De RVO heeft de TVL-aanvraag van een ondernemer met een restaurant ten onrechte afgewezen, heeft het College van Beroep voor het bedrijfsleven (CBb) dinsdag geoordeeld. De onderneming is na een overname dezelfde eenheid gebleven en daarom moet voor de bepaling van het omzetverlies worden uitgegaan van de omzet van de stichting die het restaurant voor de overname dreef en niet van die van de BV die overnam (en in de referentieperiode nog geen omzet draaide).
Het restaurant werd aanvankelijk gedreven door een stichting, maar toen de horecagelegenheid niet meer goed draaide besloot de bedenker van het concept achter het restaurant om haar geesteskind over te nemen. Dat gebeurde op 10 februari 2020, waarna het restaurant werd gedreven via een BV waarvan de bedenker UBO is.
TVL-aanvraag afgewezen
Voor het vierde kwartaal (Q4) van 2020 diende de BV een aanvraag in voor een subsidie op grond van de TVL. Die werd echter afgewezen door de RVO, omdat het omzetverlies niet ten minste 30% lager was in de subsidieperiode ten opzichte van de referentieperiode. Daarbij werd echter uitgegaan van de omzet van de BV, die in de referentieperiode nog geen omzet draaide.
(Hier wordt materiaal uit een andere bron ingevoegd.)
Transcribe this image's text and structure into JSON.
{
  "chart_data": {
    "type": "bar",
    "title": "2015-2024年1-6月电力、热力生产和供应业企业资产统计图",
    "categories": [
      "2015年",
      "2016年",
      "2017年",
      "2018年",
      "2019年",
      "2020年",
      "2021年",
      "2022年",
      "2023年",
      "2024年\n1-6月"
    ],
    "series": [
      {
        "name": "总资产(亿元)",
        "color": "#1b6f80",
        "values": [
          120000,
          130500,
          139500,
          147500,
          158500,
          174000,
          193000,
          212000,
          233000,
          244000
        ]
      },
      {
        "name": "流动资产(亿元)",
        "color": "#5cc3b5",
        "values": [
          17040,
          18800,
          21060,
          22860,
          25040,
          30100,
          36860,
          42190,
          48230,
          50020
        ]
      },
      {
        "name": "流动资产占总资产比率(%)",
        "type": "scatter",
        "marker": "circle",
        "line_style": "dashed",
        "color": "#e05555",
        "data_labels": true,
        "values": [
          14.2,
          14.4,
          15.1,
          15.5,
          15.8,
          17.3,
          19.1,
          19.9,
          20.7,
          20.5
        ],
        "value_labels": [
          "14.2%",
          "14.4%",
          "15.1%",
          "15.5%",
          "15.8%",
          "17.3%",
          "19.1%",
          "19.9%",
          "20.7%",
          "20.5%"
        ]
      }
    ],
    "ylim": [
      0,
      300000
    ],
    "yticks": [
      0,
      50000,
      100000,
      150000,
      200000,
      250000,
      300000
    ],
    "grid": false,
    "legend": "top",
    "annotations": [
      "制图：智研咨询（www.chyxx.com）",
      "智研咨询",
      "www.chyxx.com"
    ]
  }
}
Ondernemer stapt naar de rechter
De ondernemer spande daarop een rechtszaak aan tegen de RVO over de afwijzing. Het CBb verklaart het beroep gegrond. Het College stelt vast dat de BV het restaurant inclusief de bestaande overeenkomsten en vaste lasten heeft overgenomen. De onderneming bevindt zich nog op hetzelfde vestigingsadres en verricht ook dezelfde bedrijfsactiviteiten als voor de overname. De UBO van de BV was bedenker van het concept achter het restaurant en hij was ook als bestuurder tot april 2017 en nadien als vraagbaak voor de overname nauw betrokken bij de bedrijfsvoering van de onderneming. Ter zitting heeft de ondernemer toegelicht dat zij, op het moment dat het restaurant niet meer goed draaide, heeft besloten het restaurant met behoud van het concept over te nemen. De kenmerkende eigenschappen van de onderneming zijn dus bij de overname bewaard gebleven. Daarmee is de onderneming dezelfde – in artikel 1 van het Kaderbesluit nationale EZK- en LNV-subsidies bedoelde – eenheid gebleven. De BV is een ondernemer die dus een bestaande onderneming in stand houdt. In de referentieperiode heeft het restaurant omzet als bedoeld in de TVL gedraaid. Door de omzet van de BV in de referentieperiode te hanteren, gaat de RVO er dan ook ten onrechte aan voorbij dat de onderneming in de referentieperiode wel degelijk omzet heeft gedraaid. Dat de ondernemer de onderneming pas na de referentieperiode heeft overgenomen doet daar niet aan af.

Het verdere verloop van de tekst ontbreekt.